Web Comic

For this remake option, you will translate the passage of non-fiction prose into a web comic of at least three panels. The point of this remake is to capture some key idea or tension in the passage, to experience the challenges involved with writing in images and text, and to develop a sense of how aspects of style hold up in different presentational modes. You can develop your web comic using ink and paper or using any of the resources available to you online, including:

Flickr creative commons
Comic life
Scribbles
Inkscape
Gimp
Bubblr
Creating comics in Inkscape (Park 1 of 4)
Paper and pencil/pen/marker

For additional examples of web comics, check out the these:
xkcd.com
Dinosaur Comics
Achewood
Top Shelf 2.0

Example:
I produced this example using a free trial version of Comic Life (available on PC and Mac), a couple of photos from Flickr Creative Commons, and a character I drew in Inkscape, a free, open source drawing application.

Web comic draft

Remake note: With this web comic, "Industrial Organic," I sought to amplify the tension Michael Pollan alerts us to between the ideals of the organic movement and the expansion of industrial-scale "organic farms." This tension manifests most conspicuously in the aisles of every Whole Foods Market, where Pollan tells us out-dated images of local farmers humanize the mass produced products, adding the lore of "human touch" to everything on the shelves.
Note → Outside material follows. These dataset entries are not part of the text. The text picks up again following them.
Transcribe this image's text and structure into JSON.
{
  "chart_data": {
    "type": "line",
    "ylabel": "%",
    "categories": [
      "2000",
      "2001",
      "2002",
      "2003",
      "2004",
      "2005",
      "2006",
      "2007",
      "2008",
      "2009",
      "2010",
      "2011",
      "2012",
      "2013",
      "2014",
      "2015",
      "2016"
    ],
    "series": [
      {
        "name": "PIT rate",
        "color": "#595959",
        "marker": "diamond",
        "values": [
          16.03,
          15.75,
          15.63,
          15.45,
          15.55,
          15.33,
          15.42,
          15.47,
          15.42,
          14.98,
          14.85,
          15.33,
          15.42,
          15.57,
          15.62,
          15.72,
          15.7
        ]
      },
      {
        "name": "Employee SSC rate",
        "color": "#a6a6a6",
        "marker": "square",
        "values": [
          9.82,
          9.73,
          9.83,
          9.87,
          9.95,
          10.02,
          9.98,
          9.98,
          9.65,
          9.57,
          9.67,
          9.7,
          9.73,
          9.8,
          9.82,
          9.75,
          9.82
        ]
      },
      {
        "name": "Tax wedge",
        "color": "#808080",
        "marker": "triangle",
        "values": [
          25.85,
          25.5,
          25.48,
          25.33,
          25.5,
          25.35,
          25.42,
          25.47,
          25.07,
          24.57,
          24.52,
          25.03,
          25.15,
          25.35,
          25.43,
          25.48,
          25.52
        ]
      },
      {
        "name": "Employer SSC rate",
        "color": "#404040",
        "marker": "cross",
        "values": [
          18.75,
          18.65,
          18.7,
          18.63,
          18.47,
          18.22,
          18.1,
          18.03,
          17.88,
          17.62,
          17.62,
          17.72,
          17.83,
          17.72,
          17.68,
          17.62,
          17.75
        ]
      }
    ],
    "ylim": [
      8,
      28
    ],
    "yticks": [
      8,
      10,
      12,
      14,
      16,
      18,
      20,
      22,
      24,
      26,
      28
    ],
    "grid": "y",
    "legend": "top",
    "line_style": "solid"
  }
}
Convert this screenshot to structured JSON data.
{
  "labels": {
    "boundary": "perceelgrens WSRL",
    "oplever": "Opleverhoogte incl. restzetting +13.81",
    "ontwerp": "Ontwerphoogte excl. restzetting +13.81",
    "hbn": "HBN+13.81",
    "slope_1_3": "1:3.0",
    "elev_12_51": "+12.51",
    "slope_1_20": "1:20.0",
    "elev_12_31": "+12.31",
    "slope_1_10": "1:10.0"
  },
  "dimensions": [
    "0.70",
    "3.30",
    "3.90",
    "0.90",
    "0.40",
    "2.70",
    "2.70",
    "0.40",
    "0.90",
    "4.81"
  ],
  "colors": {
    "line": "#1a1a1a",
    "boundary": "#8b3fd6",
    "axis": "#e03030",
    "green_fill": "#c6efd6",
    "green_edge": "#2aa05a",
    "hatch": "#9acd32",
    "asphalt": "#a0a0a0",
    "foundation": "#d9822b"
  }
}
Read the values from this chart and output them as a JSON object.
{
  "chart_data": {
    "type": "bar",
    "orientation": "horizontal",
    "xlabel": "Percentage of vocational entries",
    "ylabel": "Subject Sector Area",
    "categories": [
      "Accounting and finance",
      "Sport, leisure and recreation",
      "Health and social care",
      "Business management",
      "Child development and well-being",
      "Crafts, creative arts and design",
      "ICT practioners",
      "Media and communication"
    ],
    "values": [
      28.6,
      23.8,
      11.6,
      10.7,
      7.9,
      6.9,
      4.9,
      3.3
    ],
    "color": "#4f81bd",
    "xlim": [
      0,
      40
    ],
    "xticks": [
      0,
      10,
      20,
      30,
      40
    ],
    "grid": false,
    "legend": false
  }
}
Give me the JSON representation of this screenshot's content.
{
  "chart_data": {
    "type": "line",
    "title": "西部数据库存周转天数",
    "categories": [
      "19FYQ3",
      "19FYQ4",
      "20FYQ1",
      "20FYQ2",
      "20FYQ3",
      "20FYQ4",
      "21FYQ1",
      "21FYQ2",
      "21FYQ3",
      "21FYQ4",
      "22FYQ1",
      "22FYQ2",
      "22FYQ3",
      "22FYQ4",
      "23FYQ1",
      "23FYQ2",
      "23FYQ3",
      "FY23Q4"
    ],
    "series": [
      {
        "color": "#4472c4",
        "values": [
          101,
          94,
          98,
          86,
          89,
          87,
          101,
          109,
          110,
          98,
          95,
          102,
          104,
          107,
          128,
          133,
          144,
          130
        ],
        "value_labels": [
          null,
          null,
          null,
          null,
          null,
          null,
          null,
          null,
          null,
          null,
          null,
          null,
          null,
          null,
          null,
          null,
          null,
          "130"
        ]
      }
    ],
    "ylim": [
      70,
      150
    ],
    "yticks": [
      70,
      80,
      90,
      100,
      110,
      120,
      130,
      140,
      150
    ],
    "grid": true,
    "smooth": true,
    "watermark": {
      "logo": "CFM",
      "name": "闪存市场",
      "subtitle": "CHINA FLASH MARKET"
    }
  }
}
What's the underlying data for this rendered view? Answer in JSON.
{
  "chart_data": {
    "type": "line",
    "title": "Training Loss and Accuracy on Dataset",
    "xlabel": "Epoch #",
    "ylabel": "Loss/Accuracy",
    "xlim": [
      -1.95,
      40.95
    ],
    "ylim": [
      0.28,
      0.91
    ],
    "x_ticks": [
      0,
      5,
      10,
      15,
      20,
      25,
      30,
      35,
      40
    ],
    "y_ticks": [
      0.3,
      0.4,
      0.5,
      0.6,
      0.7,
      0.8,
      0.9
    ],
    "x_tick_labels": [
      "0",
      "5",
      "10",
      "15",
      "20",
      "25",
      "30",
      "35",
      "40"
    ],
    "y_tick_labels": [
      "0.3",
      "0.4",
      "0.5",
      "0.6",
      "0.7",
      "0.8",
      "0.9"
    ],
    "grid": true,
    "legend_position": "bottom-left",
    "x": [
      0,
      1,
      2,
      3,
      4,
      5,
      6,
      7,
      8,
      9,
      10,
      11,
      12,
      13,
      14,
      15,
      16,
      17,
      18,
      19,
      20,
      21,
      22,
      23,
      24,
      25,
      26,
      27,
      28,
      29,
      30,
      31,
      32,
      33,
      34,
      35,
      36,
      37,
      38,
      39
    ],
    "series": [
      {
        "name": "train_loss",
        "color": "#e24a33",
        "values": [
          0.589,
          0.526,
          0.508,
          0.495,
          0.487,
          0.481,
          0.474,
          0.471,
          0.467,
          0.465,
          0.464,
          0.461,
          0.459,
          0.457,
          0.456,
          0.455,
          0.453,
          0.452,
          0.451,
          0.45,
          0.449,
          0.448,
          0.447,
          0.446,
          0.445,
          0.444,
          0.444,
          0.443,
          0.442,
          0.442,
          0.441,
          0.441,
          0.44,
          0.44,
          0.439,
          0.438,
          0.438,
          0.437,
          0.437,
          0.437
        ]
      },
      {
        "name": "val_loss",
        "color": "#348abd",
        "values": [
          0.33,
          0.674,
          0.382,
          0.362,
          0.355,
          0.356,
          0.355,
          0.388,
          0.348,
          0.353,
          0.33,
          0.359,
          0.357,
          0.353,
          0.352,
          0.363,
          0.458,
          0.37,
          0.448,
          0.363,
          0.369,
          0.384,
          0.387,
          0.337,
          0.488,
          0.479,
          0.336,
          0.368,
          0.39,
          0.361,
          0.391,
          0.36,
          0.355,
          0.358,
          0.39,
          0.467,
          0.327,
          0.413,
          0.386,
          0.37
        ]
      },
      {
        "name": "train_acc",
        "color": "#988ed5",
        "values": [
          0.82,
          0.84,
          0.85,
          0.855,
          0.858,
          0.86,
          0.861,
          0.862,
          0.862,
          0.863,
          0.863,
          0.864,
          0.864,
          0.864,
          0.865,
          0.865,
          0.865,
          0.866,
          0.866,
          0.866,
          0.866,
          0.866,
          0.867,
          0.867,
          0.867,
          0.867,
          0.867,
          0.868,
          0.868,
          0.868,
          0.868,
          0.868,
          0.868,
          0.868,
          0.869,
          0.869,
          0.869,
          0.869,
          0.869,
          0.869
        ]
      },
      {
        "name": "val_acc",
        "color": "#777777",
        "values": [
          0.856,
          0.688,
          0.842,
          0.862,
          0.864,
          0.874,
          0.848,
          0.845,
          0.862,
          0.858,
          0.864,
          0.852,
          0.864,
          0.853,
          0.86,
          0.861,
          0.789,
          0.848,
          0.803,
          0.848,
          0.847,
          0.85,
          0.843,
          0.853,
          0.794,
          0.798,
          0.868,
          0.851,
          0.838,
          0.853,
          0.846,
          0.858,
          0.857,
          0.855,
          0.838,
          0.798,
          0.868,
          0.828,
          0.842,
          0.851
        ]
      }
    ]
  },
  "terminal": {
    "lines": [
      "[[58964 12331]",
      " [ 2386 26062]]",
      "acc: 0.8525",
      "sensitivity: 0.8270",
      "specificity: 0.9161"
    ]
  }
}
In the comic, two nameless shoppers engage in an unlikely conversation about the awe-inspiring produce in a Whole Foods. Non-seasonal, non-local produce, Pollan reminds us, might be appealing, but it must travel many, many miles. Problems like these complicate the pastoral ideals evoked in loose labels such as "organic."

 

Additional example:

The following three-panel comic was sketched in class on Monday, November 9. After class, I scanned the image so I could sharpen the lines and render it more clearly in Inkscape.

Scanned draft

I downloaded and installed a free copy of Inkscape. Next, I opened the scanned image and placed it in a background layer (following the guidance of the tutorial here). Inkscape uses vector-based graphics, which are easy to manipulate (i.e., a crooked line is easy to adjust). After I reproduced the images in Inkscape, I imported the panels into Comic Life, added word bubbles, and output the strip you see here. The most tedious step in the process was reproducing the artwork in Inkscape, and this is a step you can by-pass if you 1) use images from Flickr Creative Commons or 2.) use the original hand-drawn artwork in your comic.